While there is not much that the new RBI governor can do about it — he can only hope that the government pitches in here — there is much that he shouldn’t. His predecessor Duvvuri Subbarao focused on taming prices rather than easing interest rates to boost spending.
And, when the rupee went into free-fall, he took the somewhat desperate and, as some would say, retrograde measures, of slapping controls on foreign exchange that individuals and companies could take out of the country. Shortly after those steps were announced, the rupee dived further.
Those sort of steps are the ones most people hope Rajan would eschew.
The other day, a senior policy-maker involved in India’s economic management, made a very pertinent point to me: “The most important problem that the RBI governor will have to address is that of managing the current account deficit (CAD).

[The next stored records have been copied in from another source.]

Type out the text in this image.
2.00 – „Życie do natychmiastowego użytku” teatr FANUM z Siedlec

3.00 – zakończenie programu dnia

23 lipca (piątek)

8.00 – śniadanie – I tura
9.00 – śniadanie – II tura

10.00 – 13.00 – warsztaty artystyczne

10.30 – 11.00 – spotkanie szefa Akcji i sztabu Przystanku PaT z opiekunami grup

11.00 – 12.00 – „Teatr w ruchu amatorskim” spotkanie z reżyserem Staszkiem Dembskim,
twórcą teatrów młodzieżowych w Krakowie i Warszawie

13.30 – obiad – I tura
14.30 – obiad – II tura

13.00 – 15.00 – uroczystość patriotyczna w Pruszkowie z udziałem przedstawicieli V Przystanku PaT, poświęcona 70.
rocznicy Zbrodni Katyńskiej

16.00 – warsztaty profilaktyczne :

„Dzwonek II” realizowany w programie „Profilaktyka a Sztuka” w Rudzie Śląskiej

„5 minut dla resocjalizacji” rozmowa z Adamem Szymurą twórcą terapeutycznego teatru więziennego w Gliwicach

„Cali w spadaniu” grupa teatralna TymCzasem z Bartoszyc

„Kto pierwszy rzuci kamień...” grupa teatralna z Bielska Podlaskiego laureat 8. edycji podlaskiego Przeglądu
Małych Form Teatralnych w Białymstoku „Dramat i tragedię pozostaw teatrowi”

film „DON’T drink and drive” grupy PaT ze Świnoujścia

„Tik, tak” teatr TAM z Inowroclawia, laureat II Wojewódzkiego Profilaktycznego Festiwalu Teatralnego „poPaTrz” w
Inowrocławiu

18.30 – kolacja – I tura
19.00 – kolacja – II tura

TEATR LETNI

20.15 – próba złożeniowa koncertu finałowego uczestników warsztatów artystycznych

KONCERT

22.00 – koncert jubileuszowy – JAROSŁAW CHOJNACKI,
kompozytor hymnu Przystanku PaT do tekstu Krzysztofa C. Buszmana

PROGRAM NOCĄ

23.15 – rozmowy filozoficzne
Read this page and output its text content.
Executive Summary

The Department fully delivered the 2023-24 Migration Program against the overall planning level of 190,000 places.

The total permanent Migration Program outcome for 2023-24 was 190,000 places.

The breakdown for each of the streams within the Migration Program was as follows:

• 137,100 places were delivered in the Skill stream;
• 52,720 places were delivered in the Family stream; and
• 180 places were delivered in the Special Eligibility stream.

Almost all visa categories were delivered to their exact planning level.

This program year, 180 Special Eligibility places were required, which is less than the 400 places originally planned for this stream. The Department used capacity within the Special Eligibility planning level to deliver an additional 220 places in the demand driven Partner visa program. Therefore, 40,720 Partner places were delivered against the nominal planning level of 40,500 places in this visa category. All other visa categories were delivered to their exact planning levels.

It’s a far deeper structural problem of which the falling rupee is a symptom.”
As India’s top banker, Rajan cannot alone produce a panacea for all of the economy’s ailments. He is also acutely conscious of one significant fact: The primary duty of most central banks in the world is to influence the flow of money and credit.
In RBI’s case that comes with a few associate roles as well: it has to have a monetary policy that keeps prices stable and ensures adequate funds to productive sectors. It is also a watchdog for banks. It prints money and prevents volatility in the foreign exchange market.
Besides, it also has to act as the central and state governments’ banker and lender of last resort.
Rajan’s new job comes with unenviable challenges but going by his first few days at the helm, he seems to be a most suitable man for it. On his first day, the new governor made it clear that he wasn’t aiming at accumulating ‘Likes’ on his Facebook page and that some actions may not be popular.
The markets applauded him but then it is posterity and not the fickleness of stock and currency traders that will judge the performance of the 23rd governor of the RBI.